Emma has many hearing friends and she has never felt ashamed when talking to them, nor has she ever tried to hide that she cannot hear, which is what other children like her might tend to do, her mother admits. Yes, she has been asked questions about her inability to hear, sometimes she has even been made fun of, but her mother has never seen her show any signs of shame. Quite the contrary, she confidently starts explaining to everyone what it’s like to be deaf; when they see a confident kid before them, the other children get on board and even try to learn a sign or two. Children have the amazing capacity to always find a way to communicate, Sylvia adds.
In order to be able to see more of this confidence in their own abilities in many other deaf children, for several years now Sylvia and members of the deaf community have been campaigning to obtain recognition of Bulgarian Sign Language, so that it can be used at school and in society at large. For two years now, it has been accepted that it is a separate natural language with its own rules and its own grammar. It remains to pass legislation on Bulgarian Sign Language, which is due to be publicly discussed soon. It will eventually regulate the availability of sign language experts in classes with deaf children. According to Listen Up, this is vital not just at the beginning stage of education, but even more so later on. The representatives of the organisation tell us that this approach is widely adopted in many countries – ordinary schools with a slightly higher proportion of deaf children will often have a dedicated expert in the classroom whose job is to provide explanations in sign language, as well as support on any other issues, including mediation. In this way, deaf children can be meaningfully involved in education. Hopefully, after the relevant legislation is enacted and enough experts have been trained, which might take a couple of years, this will become possible in Bulgaria too.

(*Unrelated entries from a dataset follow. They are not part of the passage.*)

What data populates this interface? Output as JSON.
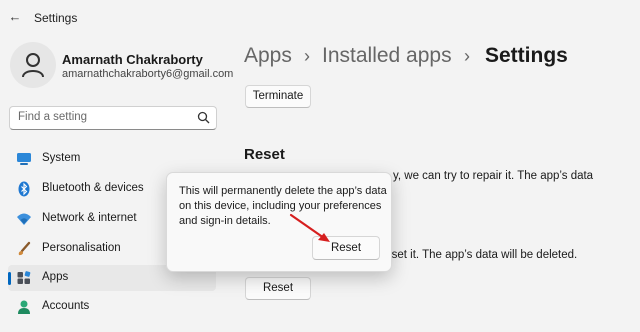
{
  "window": {
    "title": "Settings",
    "back_glyph": "←"
  },
  "user": {
    "name": "Amarnath Chakraborty",
    "email": "amarnathchakraborty6@gmail.com"
  },
  "search": {
    "placeholder": "Find a setting"
  },
  "nav": [
    {
      "label": "System",
      "icon": "monitor-icon"
    },
    {
      "label": "Bluetooth & devices",
      "icon": "bluetooth-icon"
    },
    {
      "label": "Network & internet",
      "icon": "wifi-icon"
    },
    {
      "label": "Personalisation",
      "icon": "brush-icon"
    },
    {
      "label": "Apps",
      "icon": "apps-icon",
      "selected": true
    },
    {
      "label": "Accounts",
      "icon": "person-icon"
    }
  ],
  "breadcrumb": {
    "items": [
      "Apps",
      "Installed apps",
      "Settings"
    ],
    "separator": "›"
  },
  "main": {
    "terminate_label": "Terminate",
    "reset_section_title": "Reset",
    "repair_text_visible": "y, we can try to repair it. The app’s data",
    "reset_text_visible": ", reset it. The app’s data will be deleted.",
    "reset_button_label": "Reset"
  },
  "flyout": {
    "lines": [
      "This will permanently delete the app’s data",
      "on this device, including your preferences",
      "and sign-in details."
    ],
    "confirm_label": "Reset"
  },
  "colors": {
    "accent": "#0067c0",
    "annotation_arrow": "#d61f1f"
  }
}
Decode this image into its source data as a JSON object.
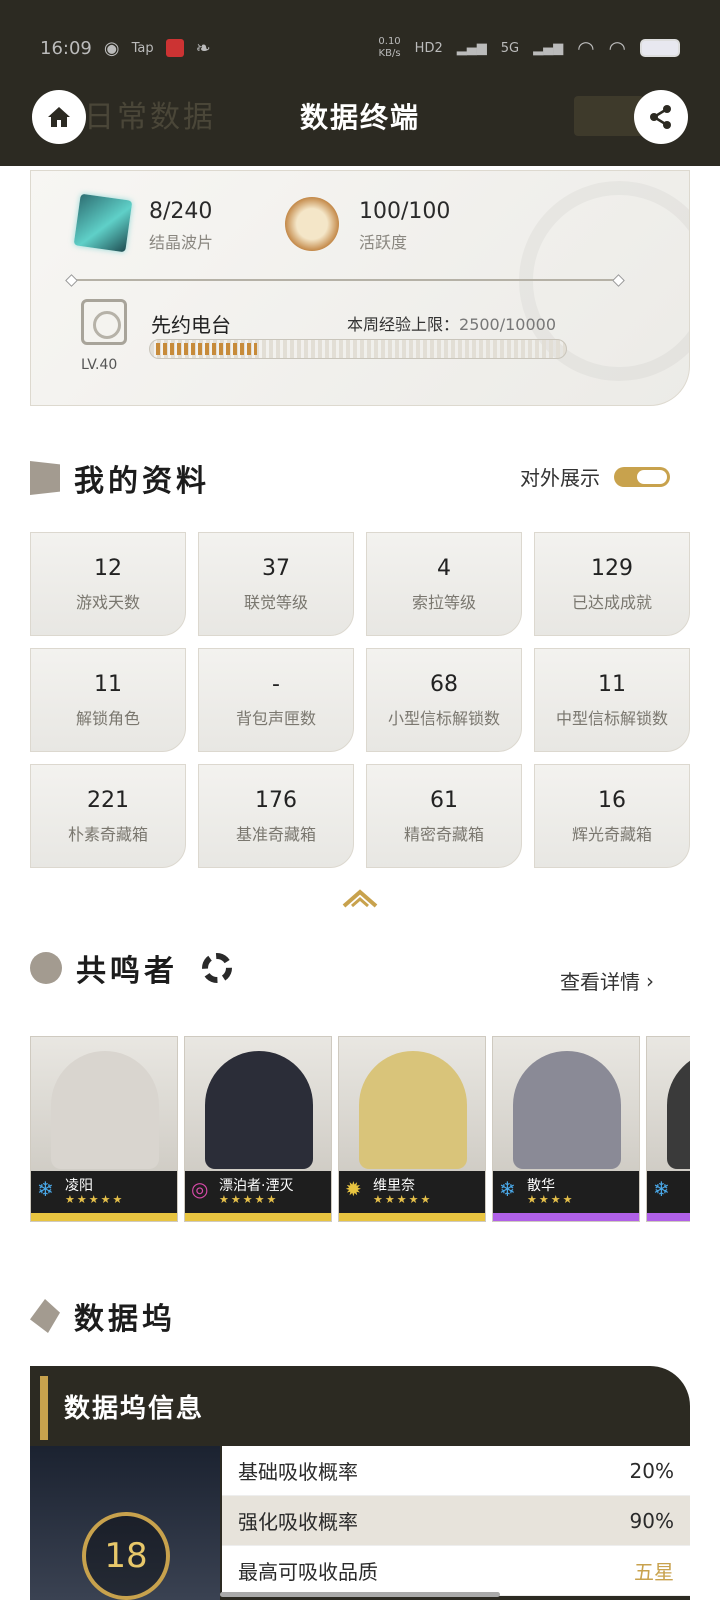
{
  "status": {
    "time": "16:09",
    "net_speed": "0.10",
    "net_unit": "KB/s",
    "net1": "HD2",
    "net2": "5G"
  },
  "header": {
    "title": "数据终端",
    "ghost_title": "日常数据"
  },
  "resources": {
    "crystal": {
      "value": "8/240",
      "label": "结晶波片"
    },
    "activity": {
      "value": "100/100",
      "label": "活跃度"
    }
  },
  "station": {
    "name": "先约电台",
    "level": "LV.40",
    "exp_label": "本周经验上限：",
    "exp_value": "2500/10000",
    "exp_progress": 0.25
  },
  "profile": {
    "title": "我的资料",
    "toggle_label": "对外展示",
    "stats": [
      {
        "value": "12",
        "label": "游戏天数"
      },
      {
        "value": "37",
        "label": "联觉等级"
      },
      {
        "value": "4",
        "label": "索拉等级"
      },
      {
        "value": "129",
        "label": "已达成成就"
      },
      {
        "value": "11",
        "label": "解锁角色"
      },
      {
        "value": "-",
        "label": "背包声匣数"
      },
      {
        "value": "68",
        "label": "小型信标解锁数"
      },
      {
        "value": "11",
        "label": "中型信标解锁数"
      },
      {
        "value": "221",
        "label": "朴素奇藏箱"
      },
      {
        "value": "176",
        "label": "基准奇藏箱"
      },
      {
        "value": "61",
        "label": "精密奇藏箱"
      },
      {
        "value": "16",
        "label": "辉光奇藏箱"
      }
    ]
  },
  "resonators": {
    "title": "共鸣者",
    "details_label": "查看详情",
    "list": [
      {
        "name": "凌阳",
        "stars": "★★★★★",
        "element_icon": "glacio-icon",
        "stripe": "#e8c440",
        "art": "#d9d5cf",
        "icon_glyph": "❄",
        "icon_color": "#4aa8e8"
      },
      {
        "name": "漂泊者·湮灭",
        "stars": "★★★★★",
        "element_icon": "havoc-icon",
        "stripe": "#e8c440",
        "art": "#2b2d38",
        "icon_glyph": "◎",
        "icon_color": "#d64aa8"
      },
      {
        "name": "维里奈",
        "stars": "★★★★★",
        "element_icon": "spectro-icon",
        "stripe": "#e8c440",
        "art": "#d9c47a",
        "icon_glyph": "✹",
        "icon_color": "#e8c440"
      },
      {
        "name": "散华",
        "stars": "★★★★",
        "element_icon": "glacio-icon",
        "stripe": "#b060e8",
        "art": "#8a8a96",
        "icon_glyph": "❄",
        "icon_color": "#4aa8e8"
      },
      {
        "name": "",
        "stars": "",
        "element_icon": "glacio-icon",
        "stripe": "#b060e8",
        "art": "#3a3a3a",
        "icon_glyph": "❄",
        "icon_color": "#4aa8e8"
      }
    ]
  },
  "databank": {
    "title": "数据坞",
    "info_title": "数据坞信息",
    "level": "18",
    "rows": [
      {
        "label": "基础吸收概率",
        "value": "20%"
      },
      {
        "label": "强化吸收概率",
        "value": "90%"
      },
      {
        "label": "最高可吸收品质",
        "value": "五星"
      }
    ]
  },
  "colors": {
    "header_bg": "#2c2a22",
    "accent_gold": "#c8a24d"
  }
}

Listen Up also highlights the need for an online platform with teaching materials, in which native speakers of sign language can explain “the world of deaf people” in all its aspects, targeting experts, including, but not only, teachers, as well as the hearing parents of deaf children.
Sylvia Bozeva concludes that this will ensure that integration is real and meaningful, not just conformity on the part of children or adjusting to the rest, but the acceptance of every single individual with their differences and unique skills and abilities.